Corporal George Jones: “I saw Lt Pearce lying dead in the field on the 2nd advance in the Messines stunt. He was within 150 yards of the German trenches, shot through the centre of the forehead. Mears, another stretcher bearer in A Company and Falkner in C Company buried him where he was lying.”

The British won the Battle of Messines, but at a high cost: almost 7000 Australian lives were lost. Corporal Arthur Dowling met a soldier who had tried to carry Pearce out, before realising there was no use. According to Dowling, the great golfer’s last words were brave and heart-rending: ‘I’m all right …’

Clyde Pearce’s death is commemorated at the Menin Gate Memorial at Ypres, which bears the names of more than 54,000 men whose final resting places are now unknown. His grieving parents built a memorial to their lost son, by helping to fund the relocation of the historic Mariners Church — which had been situated on the Hobart waterfront — to a new site at Sandy Bay, on part of what was (until 1914) the course of the Hobart Golf Club.

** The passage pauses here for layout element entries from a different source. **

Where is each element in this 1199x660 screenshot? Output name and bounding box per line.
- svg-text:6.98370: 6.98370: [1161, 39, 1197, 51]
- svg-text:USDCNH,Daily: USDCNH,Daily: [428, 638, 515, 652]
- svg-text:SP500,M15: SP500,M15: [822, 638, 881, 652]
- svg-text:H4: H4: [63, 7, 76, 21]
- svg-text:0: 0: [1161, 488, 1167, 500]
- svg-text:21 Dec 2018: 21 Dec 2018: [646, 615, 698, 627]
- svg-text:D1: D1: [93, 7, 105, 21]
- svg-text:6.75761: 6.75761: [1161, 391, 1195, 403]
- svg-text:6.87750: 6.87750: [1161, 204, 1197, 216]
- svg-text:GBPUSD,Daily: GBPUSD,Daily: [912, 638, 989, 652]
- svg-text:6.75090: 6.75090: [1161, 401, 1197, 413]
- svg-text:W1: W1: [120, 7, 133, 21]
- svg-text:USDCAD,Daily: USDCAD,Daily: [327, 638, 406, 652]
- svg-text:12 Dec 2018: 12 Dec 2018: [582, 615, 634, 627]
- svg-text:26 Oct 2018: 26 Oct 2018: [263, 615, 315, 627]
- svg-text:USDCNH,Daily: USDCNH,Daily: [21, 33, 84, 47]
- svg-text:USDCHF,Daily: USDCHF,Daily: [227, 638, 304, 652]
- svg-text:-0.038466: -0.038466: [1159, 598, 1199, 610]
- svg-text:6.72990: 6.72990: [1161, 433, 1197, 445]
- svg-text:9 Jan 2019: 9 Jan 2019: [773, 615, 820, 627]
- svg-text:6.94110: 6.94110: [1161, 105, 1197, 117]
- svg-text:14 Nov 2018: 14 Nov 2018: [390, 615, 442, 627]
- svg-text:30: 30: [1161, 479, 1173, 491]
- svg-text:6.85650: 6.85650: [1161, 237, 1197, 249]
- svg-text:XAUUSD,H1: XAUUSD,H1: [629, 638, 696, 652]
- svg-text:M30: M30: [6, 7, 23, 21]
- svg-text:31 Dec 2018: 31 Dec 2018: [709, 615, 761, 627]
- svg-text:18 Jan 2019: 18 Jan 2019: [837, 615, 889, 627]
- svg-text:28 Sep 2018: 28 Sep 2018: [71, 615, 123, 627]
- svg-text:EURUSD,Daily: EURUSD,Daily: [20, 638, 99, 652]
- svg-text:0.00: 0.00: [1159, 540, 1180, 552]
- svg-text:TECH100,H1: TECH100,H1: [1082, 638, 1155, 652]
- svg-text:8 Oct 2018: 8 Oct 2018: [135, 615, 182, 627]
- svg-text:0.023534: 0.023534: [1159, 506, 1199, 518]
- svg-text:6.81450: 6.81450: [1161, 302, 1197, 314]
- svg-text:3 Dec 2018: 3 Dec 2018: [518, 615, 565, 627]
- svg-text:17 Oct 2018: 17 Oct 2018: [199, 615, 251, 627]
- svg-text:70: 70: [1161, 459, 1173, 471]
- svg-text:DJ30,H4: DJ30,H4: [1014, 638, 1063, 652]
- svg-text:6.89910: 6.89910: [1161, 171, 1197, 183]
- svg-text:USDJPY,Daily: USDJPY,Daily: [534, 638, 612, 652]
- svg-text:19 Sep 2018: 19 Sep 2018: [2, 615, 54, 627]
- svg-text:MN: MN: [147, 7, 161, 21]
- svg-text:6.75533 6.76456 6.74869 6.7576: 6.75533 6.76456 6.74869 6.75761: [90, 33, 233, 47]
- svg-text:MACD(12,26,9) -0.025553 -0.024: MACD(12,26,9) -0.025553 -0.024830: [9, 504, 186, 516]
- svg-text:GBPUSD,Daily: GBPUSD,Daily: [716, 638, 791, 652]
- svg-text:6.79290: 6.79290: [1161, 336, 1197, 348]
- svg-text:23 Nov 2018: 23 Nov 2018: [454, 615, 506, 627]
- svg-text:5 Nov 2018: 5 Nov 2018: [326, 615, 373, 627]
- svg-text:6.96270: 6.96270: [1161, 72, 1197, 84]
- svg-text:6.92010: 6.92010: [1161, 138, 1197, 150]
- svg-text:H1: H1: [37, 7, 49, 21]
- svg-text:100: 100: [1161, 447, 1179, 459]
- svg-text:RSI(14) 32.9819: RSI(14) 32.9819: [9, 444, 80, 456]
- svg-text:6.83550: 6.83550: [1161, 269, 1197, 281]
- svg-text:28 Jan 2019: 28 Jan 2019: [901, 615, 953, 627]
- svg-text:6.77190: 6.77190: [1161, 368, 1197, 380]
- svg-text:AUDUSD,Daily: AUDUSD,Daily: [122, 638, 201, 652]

A plaque at the ‘new’ Church of St Peter’s, which still stands, remembers Mr and Mrs Pearce’s noble gesture. The tree planted in 1918 in Pearce’s memory on Hobart’s Soldiers Memorial Avenue is well maintained.

In the west, Claude Felstead returned from his stint with the Australian Flying Corps. In 1938, owing to illness, he put his two properties — Chybarlis and the nearby 1300-acre Glen Erne — on the market and retired to the city. He died in Perth in 1964. The clubs with which Felstead won the 1909 Australian Open are on display at Pingelly Golf Club and due recognition is made of his “business partner, Mr Clyde Pearce.”

Elsewhere, as is sport’s way, new heroes emerged and memories began to fade. From the 1930s, Pearce’s name appeared occasionally in golf columns but mostly as a statistical footnote, rarely with any reference to his rare ability and unique backstory. His enormous courage, exceptional poise for one so young and remarkable ability to win big tournaments on a limited preparation was largely forgotten.

This year’s Australian Open will be played almost 100 years to the day since Lord Kitchener and Clyde Pearce landed at Gallipoli. In this year of the Anzac Centenary, Australian golf should pause to remember its greatest hero. It’s not too late.